Finding the right financing can be difficult for IT companies because the business has become so competitive and commoditized. However, an information technology company needs to be well funded to succeed in the marketplace. This predicament creates a catch-22 for company founders and entrepreneurs who need funding in order to grow the company to its potential but can’t find it.
There are a number of ways to finance an IT business. Most startup companies are financed by owners who invest their own seed capital. Others are able to raise capital by asking friends and associates to invest in their venture. Owners with the right contacts can get private financing through an angel investor or a specialized venture capitalist.
While these alternatives have some benefits, they are often difficult to get — especially angel investors or venture capitalists — and they also require that you surrender an equity stake in your company, causing you to lose some independence.
Unconventional solutions can be more effective
Some financial tools enable you to grow your information technology company organically without giving up equity. Companies use these unconventional tools with two possible strategies in mind:
- To grow the company and increase it’s valuation, enabling it to secure a more favorable equity investment in the future.
- To use it as a stepping-stone to conventional bank financing.
Technology firms often derive revenues from equipment sales, services, or both. We are focusing on two solutions that enable you to finance these types of projects.
How to finance IT equipment sales: purchase order financing
Unless your company is well funded, handling a large equipment order can be challenging. Most suppliers demand upfront payment before selling equipment. On the other hand, most customers pay you 30 to 60 days after invoicing. Without financing, your company is caught in the middle and has to decline the order.
One alternative gaining traction in the industry is purchase order financing. Purchase order funding enables you to finance equipment sales in which your company resells equipment without any modifications, or installation services. A purchase order finance company handles your supplier payment for a confirmed purchase order from a qualified customer. This allows your supplier to ship the equipment and you to fulfill the order. The transaction settles once your customer pays for the goods on their usual schedule.
However, purchase order financing is not for everyone and works best for companies with high gross margins.
How to finance IT consulting projects: receivables financing
One of the challenges of software development projects is that customers often pay invoices 30 to 70 days after accepting the deliverable. Few IT companies can afford to wait this long because they have to pay their software engineers on a monthly or biweekly basis. Unless the company has financial reserves to meet payroll, this delay can lead to cash flow problems.

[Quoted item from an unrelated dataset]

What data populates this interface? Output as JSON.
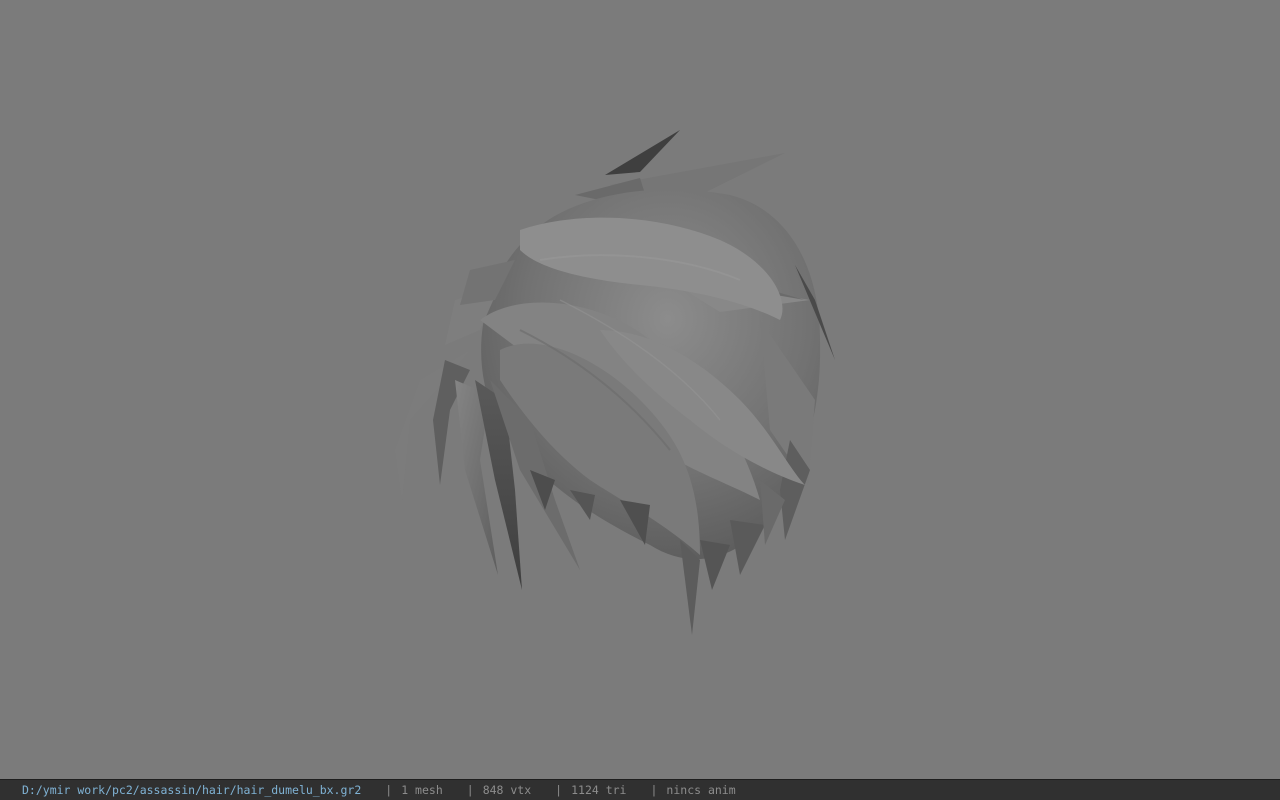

You can solve this problem by financing your receivables with a factoring company. The factor can advance funds using your slow-paying invoices from creditworthy customers as collateral. Receivables financing provides operating funds enabling you to run your business without cash flow shortages. The factoring transactions settle once your customer pays their invoices.
Advantages of purchase order financing and receivables financing
These solutions offer three important advantages:
- Financing is flexible and is tied to the size of your orders and invoices. The line is designed to grow as your revenues increase, providing the cash flow you need to execute your business plan.
- Qualifying for this type of funding is faster and easier than for conventional solutions. The most important requirement is to have customers with solid commercial credit. Aside from that, your invoices must not be encumbered by liens and your company should not have serious tax or legal issues.
- These solutions allow you to grow your company by using its own cash flow and without giving up any equity positions. This advantages makes them ideal options for technology companies that have growth potential but are being held back by lack of working capital.